Pengamat Hukum Tata Negara Universitas Muslim Indonesia, Andi Cibu Mattingara memberi catatan, mengenai peraturan yang terkait. Misalnya Pasal 70 UU Nomor 10 Tahun 2016 tentang Pilkada mengenai masa cuti kampanye.
Termasuk juga Permendagri Nomor 74 Tahun 2016 tentang Cuti di Luar Tanggungan Negara, bagi gubernur dan wakil gubernur, bupati dan wakil bupati, serta wali kota dan wakil wali kota.

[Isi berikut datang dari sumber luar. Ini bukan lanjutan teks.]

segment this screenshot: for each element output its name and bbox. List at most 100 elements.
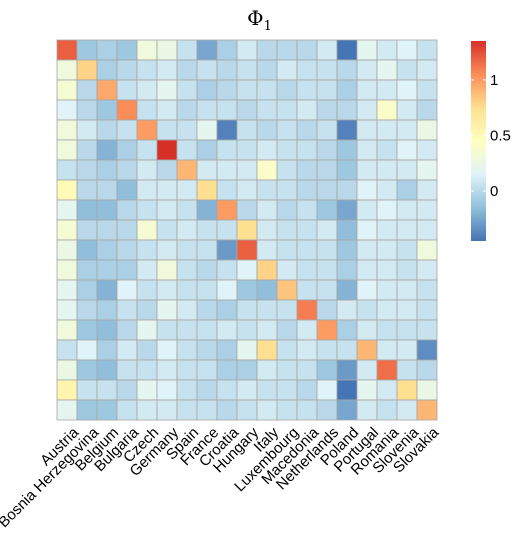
heatmap-cell — [76, 259, 98, 281]
heatmap-cell — [256, 399, 278, 421]
legend-tick-label: 1 — [490, 72, 498, 89]
heatmap-cell — [356, 79, 378, 101]
heatmap-cell — [356, 259, 378, 281]
heatmap-cell — [56, 379, 78, 401]
heatmap-cell — [396, 59, 418, 81]
heatmap-cell — [76, 79, 98, 101]
heatmap-cell — [196, 339, 218, 361]
heatmap-cell — [156, 179, 178, 201]
heatmap-cell — [276, 379, 298, 401]
heatmap-cell — [116, 139, 138, 161]
heatmap-cell — [116, 79, 138, 101]
heatmap-cell — [196, 199, 218, 221]
heatmap-cell — [276, 219, 298, 241]
heatmap-cell — [316, 119, 338, 141]
heatmap-cell — [236, 399, 258, 421]
heatmap-cell — [156, 399, 178, 421]
heatmap-cell — [156, 59, 178, 81]
heatmap-cell — [416, 339, 438, 361]
heatmap-cell — [236, 279, 258, 301]
heatmap-cell — [256, 119, 278, 141]
heatmap-cell — [376, 159, 398, 181]
heatmap-cell — [156, 279, 178, 301]
heatmap-cell — [416, 299, 438, 321]
heatmap-cell — [396, 359, 418, 381]
heatmap-cell — [76, 239, 98, 261]
heatmap-cell — [416, 59, 438, 81]
heatmap-cell — [376, 259, 398, 281]
heatmap-cell — [116, 319, 138, 341]
heatmap-cell — [416, 99, 438, 121]
heatmap-cell — [336, 59, 358, 81]
heatmap-cell — [356, 239, 378, 261]
heatmap-cell — [256, 359, 278, 381]
heatmap-cell — [416, 199, 438, 221]
heatmap-cell — [376, 299, 398, 321]
heatmap-cell — [76, 359, 98, 381]
heatmap-cell — [56, 39, 78, 61]
heatmap-cell — [216, 199, 238, 221]
heatmap-cell — [296, 339, 318, 361]
heatmap-cell — [256, 319, 278, 341]
heatmap-cell — [216, 39, 238, 61]
heatmap-cell — [116, 119, 138, 141]
heatmap-cell — [96, 339, 118, 361]
heatmap-cell — [176, 299, 198, 321]
heatmap-cell — [96, 259, 118, 281]
heatmap-cell — [336, 199, 358, 221]
heatmap-cell — [256, 259, 278, 281]
heatmap-cell — [176, 279, 198, 301]
heatmap-cell — [136, 59, 158, 81]
heatmap-cell — [296, 219, 318, 241]
heatmap-cell — [276, 39, 298, 61]
heatmap-cell — [296, 279, 318, 301]
heatmap-cell — [396, 119, 418, 141]
heatmap-cell — [76, 139, 98, 161]
heatmap-cell — [236, 379, 258, 401]
heatmap-cell — [236, 299, 258, 321]
heatmap-cell — [56, 259, 78, 281]
heatmap-cell — [236, 319, 258, 341]
heatmap-cell — [396, 39, 418, 61]
heatmap-cell — [56, 179, 78, 201]
heatmap-cell — [376, 319, 398, 341]
heatmap-cell — [376, 359, 398, 381]
heatmap-cell — [56, 359, 78, 381]
heatmap-cell — [76, 119, 98, 141]
heatmap-cell — [76, 219, 98, 241]
heatmap-cell — [216, 319, 238, 341]
heatmap-cell — [236, 359, 258, 381]
heatmap-cell — [176, 119, 198, 141]
heatmap-cell — [196, 219, 218, 241]
heatmap-cell — [216, 339, 238, 361]
heatmap-cell — [416, 359, 438, 381]
heatmap-cell — [276, 339, 298, 361]
heatmap-cell — [176, 59, 198, 81]
x-tick-label: Bosnia Herzegovina — [0, 424, 103, 531]
heatmap-cell — [396, 259, 418, 281]
heatmap-cell — [316, 79, 338, 101]
heatmap-cell — [376, 399, 398, 421]
heatmap-cell — [276, 319, 298, 341]
heatmap-cell — [236, 199, 258, 221]
heatmap-cell — [316, 139, 338, 161]
heatmap-cell — [336, 119, 358, 141]
heatmap-cell — [156, 259, 178, 281]
heatmap-cell — [76, 59, 98, 81]
heatmap-cell — [56, 319, 78, 341]
heatmap-cell — [336, 379, 358, 401]
heatmap-cell — [116, 359, 138, 381]
heatmap-cell — [276, 359, 298, 381]
heatmap-cell — [256, 379, 278, 401]
heatmap-cell — [376, 339, 398, 361]
heatmap-cell — [76, 159, 98, 181]
heatmap-cell — [336, 139, 358, 161]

Juga Edaran Nomor 100.2.1.3/4204/SJ, terkait cuti di luar tanggungan negara (CLTN) bagi kepala daerah dan wakil kepala daerah, yang saat ini masih menjabat dan akan maju kembali pada perhelatan Pemilihan Kepala Daerah (Pilkada).
Menurutnya, hal tersebut menjadi catatan dalam perjalanan kontestasi pemilihan kepala daerah. Mengingat, batas cuti khususnya kepala daerah yang maju kembali, berakhir juga setelah masa kampanye ditutup.
“Artinya secara otomatis kepala daerah yang ikut pencalonan akan kembali menduduki posisi sebagaimana mulanya. In bertentangan dengan etika demokrasi, sebab secara politis, meskipun terhitung masa tenang kemudian menduduki jabatan kembali, potensi menyalahgunakan kekuasaannya,” kata Cibu, Rabu, 20 November, malam.
Oleh karena itu, lanjut Cibu, dari berbagai regulasi sampai edaran Mendagri, secara hukum masih memiliki celah atau kekosongan hukum dalam membangun kualitas demokrasi pada pemilihan kepala daerah.